For the study, researchers from that university examined black and white assault cases from 2005 to 2008 involving people at least 15 years old, drawn from the National Trauma Data Bank’s representative sample of 100 Level I and II U.S. trauma centers. Of the 137,618 cases sampled, 35 percent were white patients and 65 percent were black. (Of these cases, 46 percent of the white patients sampled identified as uninsured, compared with 60 percent of the black patients.)
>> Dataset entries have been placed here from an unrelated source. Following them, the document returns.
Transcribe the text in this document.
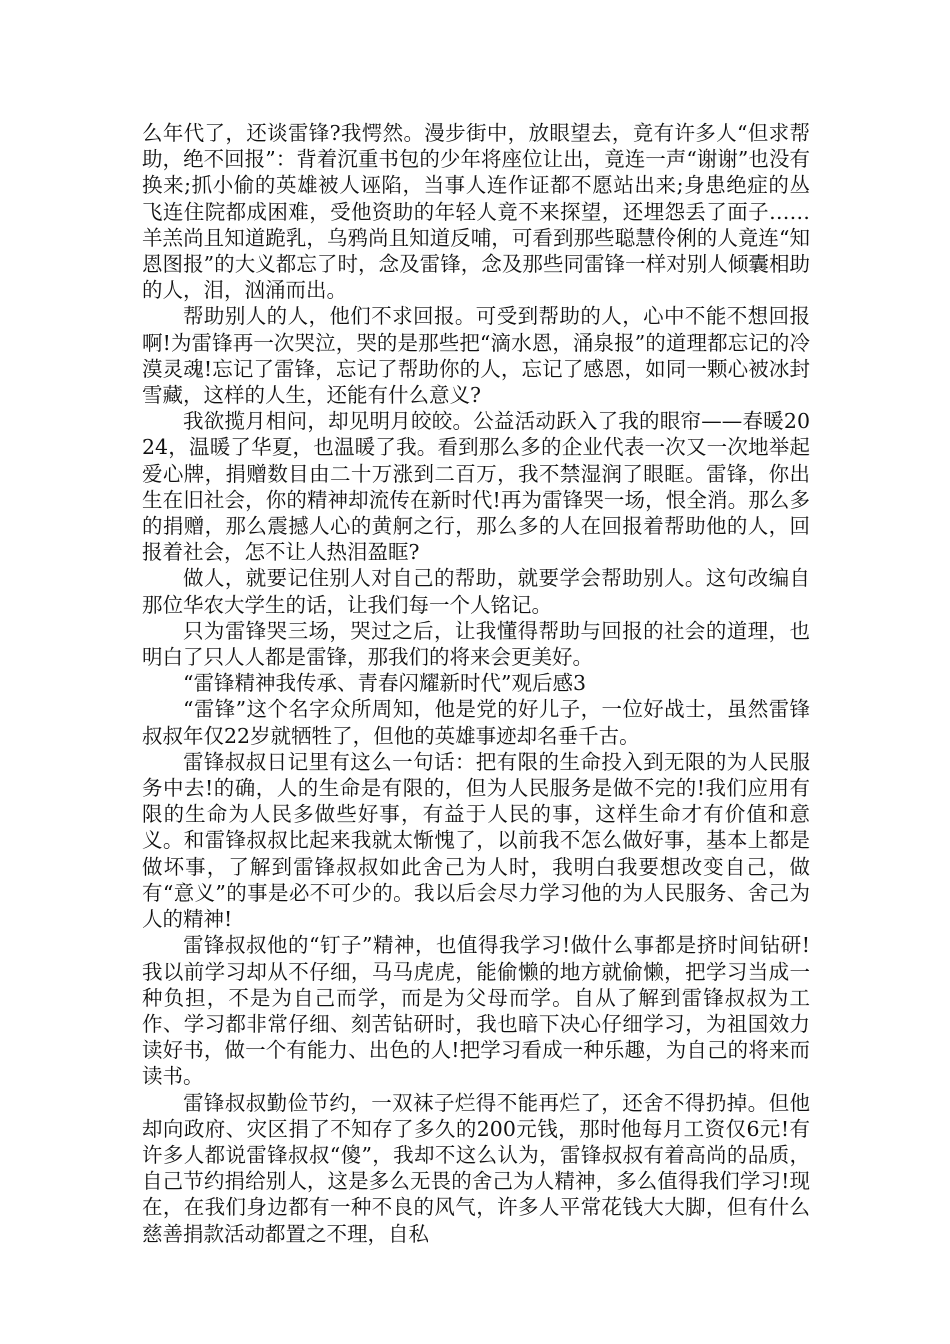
么年代了，还谈雷锋?我愕然。漫步街中，放眼望去，竟有许多人“但求帮助，绝不回报”：背着沉重书包的少年将座位让出，竟连一声“谢谢”也没有换来;抓小偷的英雄被人诬陷，当事人连作证都不愿站出来;身患绝症的丛飞连住院都成困难，受他资助的年轻人竟不来探望，还埋怨丢了面子……羊羔尚且知道跪乳，乌鸦尚且知道反哺，可看到那些聪慧伶俐的人竟连“知恩图报”的大义都忘了时，念及雷锋，念及那些同雷锋一样对别人倾囊相助的人，泪，汹涌而出。

帮助别人的人，他们不求回报。可受到帮助的人，心中不能不想回报啊!为雷锋再一次哭泣，哭的是那些把“滴水恩，涌泉报”的道理都忘记的冷漠灵魂!忘记了雷锋，忘记了帮助你的人，忘记了感恩，如同一颗心被冰封雪藏，这样的人生，还能有什么意义?

我欲揽月相问，却见明月皎皎。公益活动跃入了我的眼帘——春暖2024，温暖了华夏，也温暖了我。看到那么多的企业代表一次又一次地举起爱心牌，捐赠数目由二十万涨到二百万，我不禁湿润了眼眶。雷锋，你出生在旧社会，你的精神却流传在新时代!再为雷锋哭一场，恨全消。那么多的捐赠，那么震撼人心的黄舸之行，那么多的人在回报着帮助他的人，回报着社会，怎不让人热泪盈眶?

做人，就要记住别人对自己的帮助，就要学会帮助别人。这句改编自那位华农大学生的话，让我们每一个人铭记。

只为雷锋哭三场，哭过之后，让我懂得帮助与回报的社会的道理，也明白了只人人都是雷锋，那我们的将来会更美好。

“雷锋精神我传承、青春闪耀新时代”观后感3

“雷锋”这个名字众所周知，他是党的好儿子，一位好战士，虽然雷锋叔叔年仅22岁就牺牲了，但他的英雄事迹却名垂千古。

雷锋叔叔日记里有这么一句话：把有限的生命投入到无限的为人民服务中去!的确，人的生命是有限的，但为人民服务是做不完的!我们应用有限的生命为人民多做些好事，有益于人民的事，这样生命才有价值和意义。和雷锋叔叔比起来我就太惭愧了，以前我不怎么做好事，基本上都是做坏事，了解到雷锋叔叔如此舍己为人时，我明白我要想改变自己，做有“意义”的事是必不可少的。我以后会尽力学习他的为人民服务、舍己为人的精神!

雷锋叔叔他的“钉子”精神，也值得我学习!做什么事都是挤时间钻研!我以前学习却从不仔细，马马虎虎，能偷懒的地方就偷懒，把学习当成一种负担，不是为自己而学，而是为父母而学。自从了解到雷锋叔叔为工作、学习都非常仔细、刻苦钻研时，我也暗下决心仔细学习，为祖国效力读好书，做一个有能力、出色的人!把学习看成一种乐趣，为自己的将来而读书。

雷锋叔叔勤俭节约，一双袜子烂得不能再烂了，还舍不得扔掉。但他却向政府、灾区捐了不知存了多久的200元钱，那时他每月工资仅6元!有许多人都说雷锋叔叔“傻”，我却不这么认为，雷锋叔叔有着高尚的品质，自己节约捐给别人，这是多么无畏的舍己为人精神，多么值得我们学习!现在，在我们身边都有一种不良的风气，许多人平常花钱大大脚，但有什么慈善捐款活动都置之不理，自私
Researchers adjusted their findings for the types of weapons used, the severity of victims’ injury, their age, the year and any quality-of-care differences at the trauma centers. What scientists found was that more African-American trauma patients died from assault than white patients (about 9 percent compared with 5 percent). In addition, uninsured black patients accounted for 76 percent of all preventable trauma center deaths from assault, researchers said.
“The findings are consistent with previous findings, but it’s difficult to identify the causes of these racial disparities,” said study author Anthony R. Harris, PhD, an emeritus professor of sociology at the University of Massachusetts Amherst.
Unlike other medical emergencies, when a patient dies as a result of an intentional assault, a double tragedy occurs, Harris added. Why? Because what could just have been an assault becomes a murder, thereby devastating the lives of two or more families who often reside in the same community. In other words, the murderers’ lives are also ruined.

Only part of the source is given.